Le 04/12/2011 09:41, matubu a écrit :
...
En lisant le forum (http://forum.openstreetmap.org/viewtopic.php?id=8663 – post de ahmster), j'ai cru comprendre que les données cadastrales sont les zones inondables. Mais point d'info sur les pages du projet cadastre du wiki...

Depuis quand le cadastre s'occuperait-il des zones inondables ? C'est juste pas son boulot et c'est une assez bonne raison pour ne pas le faire. Donc, pour moi, c'est juste une lecture|interpretation erronée du plan cadastral. Il est vrai qu'il arrive que, dans certains cas, l'ensemble des parcelles (ou des trous entre les parcelles) correspondent plus ou moins bien au lit de la rivière. C'est loin d'être la règle et devrait être pris avec le maximum de précautions (comparaison avec des vues aériennes, etc....). De toute façon, si le but est de constituer un réseau hydrographique, il est nécessaire de tracer un moins un filaire des supposées voies d'eau, que ce filaire constitue un réseau cohérent (les petits ruisseaux font les grandes rivières). Après, si on a envie de charger la base en points souvent inutiles, on peut tracer les riverbanks, notamment pour les tronçons hydrograpĥiques souvent à sec par temps chaud.
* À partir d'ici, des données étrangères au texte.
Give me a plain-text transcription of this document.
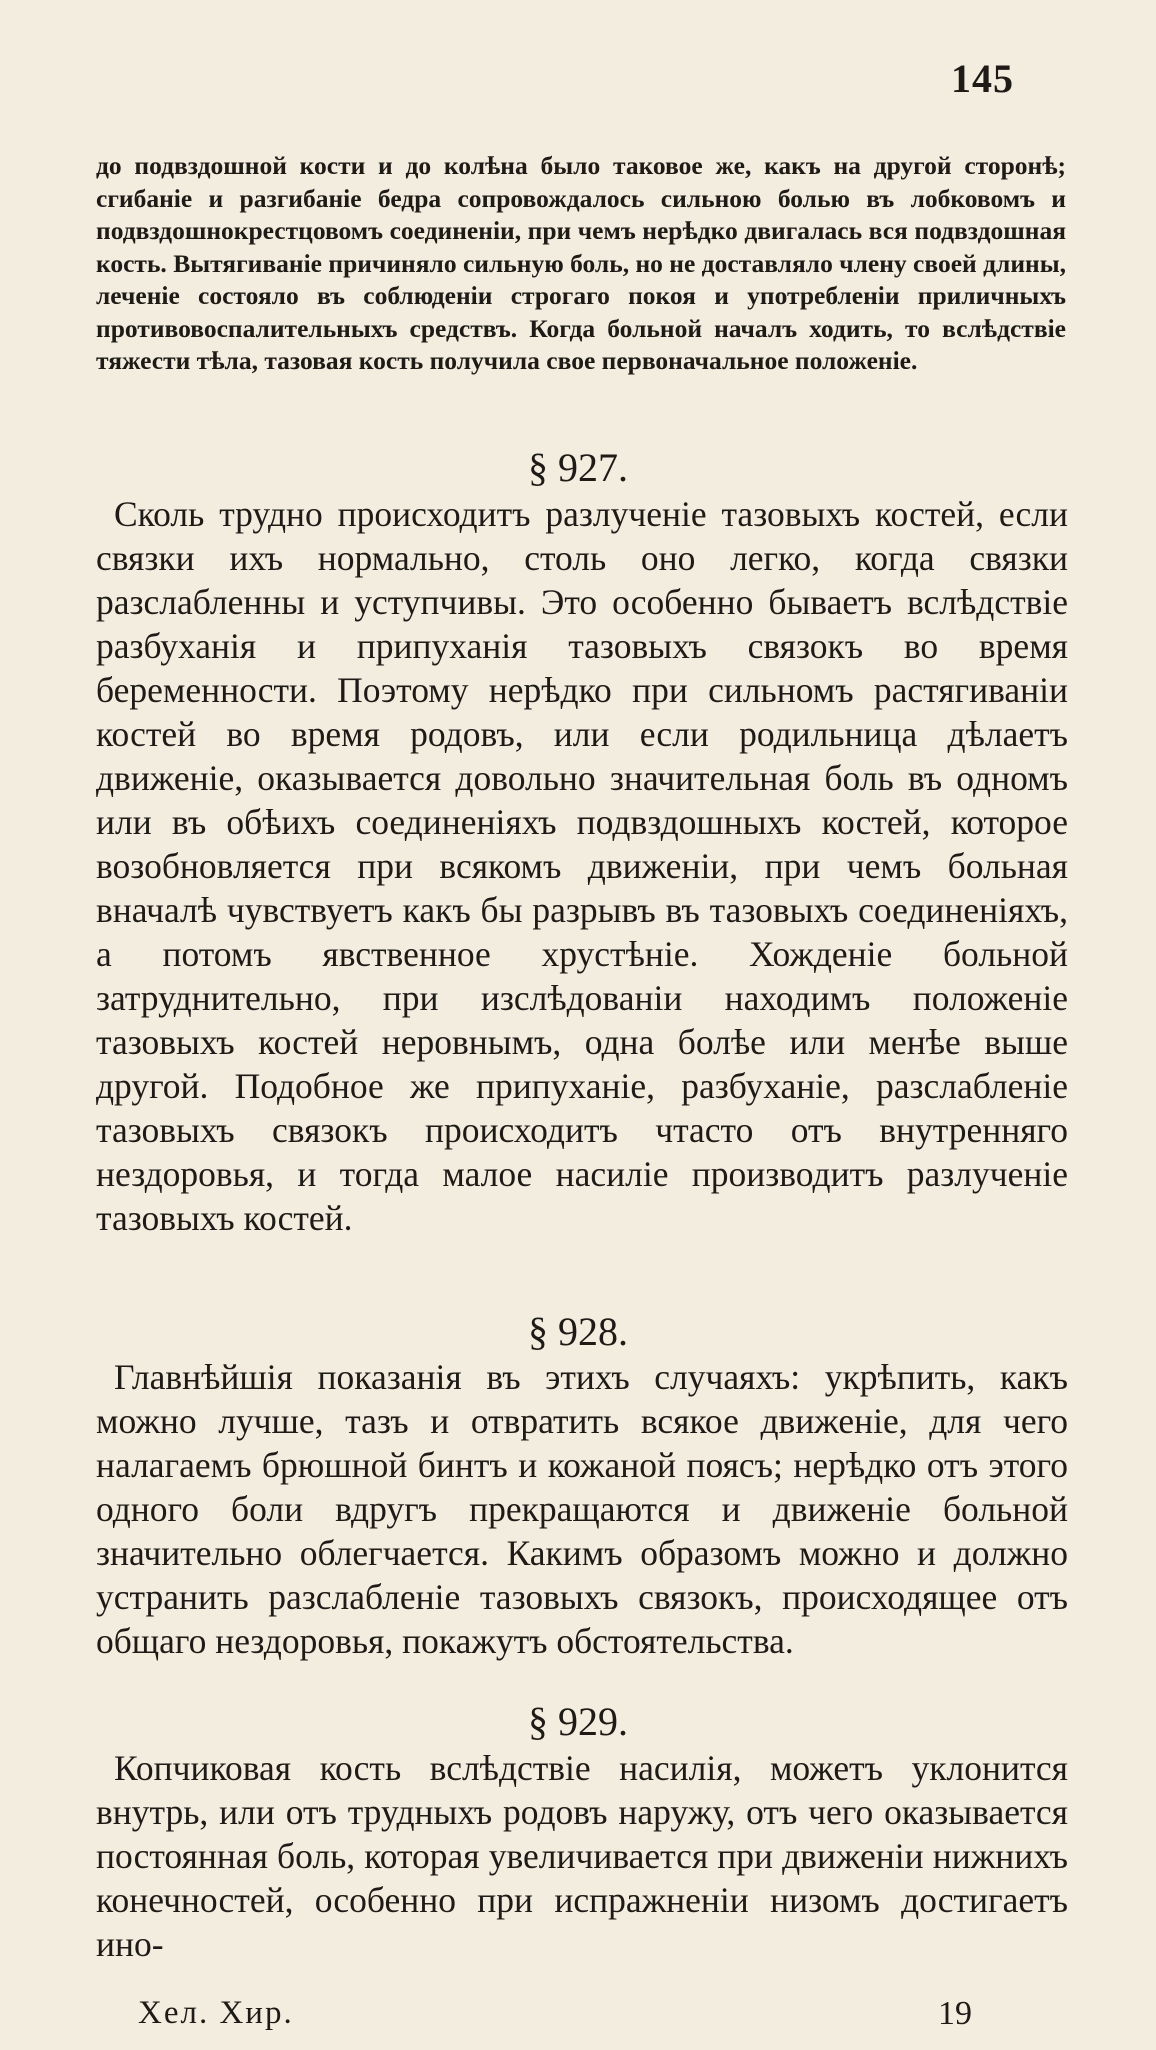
145
до подвздошной кости и до колѣна было таковое же, какъ на другой сторонѣ; сгибаніе и разгибаніе бедра сопровождалось сильною болью въ лобковомъ и подвздошнокрестцовомъ соединеніи, при чемъ нерѣдко двигалась вся подвздошная кость. Вытягиваніе причиняло сильную боль, но не доставляло члену своей длины, леченіе состояло въ соблюденіи строгаго покоя и употребленіи приличныхъ противовоспалительныхъ средствъ. Когда больной началъ ходить, то вслѣдствіе тяжести тѣла, тазовая кость получила свое первоначальное положеніе.
§ 927.
Сколь трудно происходитъ разлученіе тазовыхъ костей, если связки ихъ нормально, столь оно легко, когда связки разслабленны и уступчивы. Это особенно бываетъ вслѣдствіе разбуханія и припуханія тазовыхъ связокъ во время беременности. Поэтому нерѣдко при сильномъ растягиваніи костей во время родовъ, или если родильница дѣлаетъ движеніе, оказывается довольно значительная боль въ одномъ или въ обѣихъ соединеніяхъ подвздошныхъ костей, которое возобновляется при всякомъ движеніи, при чемъ больная вначалѣ чувствуетъ какъ бы разрывъ въ тазовыхъ соединеніяхъ, а потомъ явственное хрустѣніе. Хожденіе больной затруднительно, при изслѣдованіи находимъ положеніе тазовыхъ костей неровнымъ, одна болѣе или менѣе выше другой. Подобное же припуханіе, разбуханіе, разслабленіе тазовыхъ связокъ происходитъ чтасто отъ внутренняго нездоровья, и тогда малое насиліе производитъ разлученіе тазовыхъ костей.
§ 928.
Главнѣйшія показанія въ этихъ случаяхъ: укрѣпить, какъ можно лучше, тазъ и отвратить всякое движеніе, для чего налагаемъ брюшной бинтъ и кожаной поясъ; нерѣдко отъ этого одного боли вдругъ прекращаются и движеніе больной значительно облегчается. Какимъ образомъ можно и должно устранить разслабленіе тазовыхъ связокъ, происходящее отъ общаго нездоровья, покажутъ обстоятельства.
§ 929.
Копчиковая кость вслѣдствіе насилія, можетъ уклонится внутрь, или отъ трудныхъ родовъ наружу, отъ чего оказывается постоянная боль, которая увеличивается при движеніи нижнихъ конечностей, особенно при испражненіи низомъ достигаетъ ино-
Хел. Хир.	19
Bien évidemment, il y a toujours des exceptions à la règle (bras mort du Rhin pas toujours connectés à la rivière/canal qui va bien -> il y a même un programme sur financement européen qui cherche à rétablir ces connexions aujourd'hui disparues -Rhin Vivant-) et plein d'autres exemples (parties canalisées souterraines de voie d'eau sous un village, etc.). Bref, ce n'est pas simple et une bonne connaissance du terrain est indispensable et surtout pas un import "bête" de la couche hydrographie des données cadastrales. La donnée hydrographique est peut-être une des plus difficiles à entrer dans OSM car souvent inaccessible depuis les vues aériennes (zone de forêt, les ripisylves sont un bon indicateur de présence d'humidité) et il souvent peu exploitable à partir du cadastre. Bon, mon point de vue peut être faussé du fait que j'habite dans une plaine alluviale au-dessus d'une nappe phratique qui produit, par endroits, des résurgences naturelles. On a donc un réseau hydrographique particulièrement dense et complexe (j'imagine que pour le Marais Poitevin -lieu magique-, c'est pas plus simple à cartographier). Restons modestes vis à vis des outils à disposition et leurs capacités à faire avancer le smilblick plus vite qu'il ne le devrait/pourrait.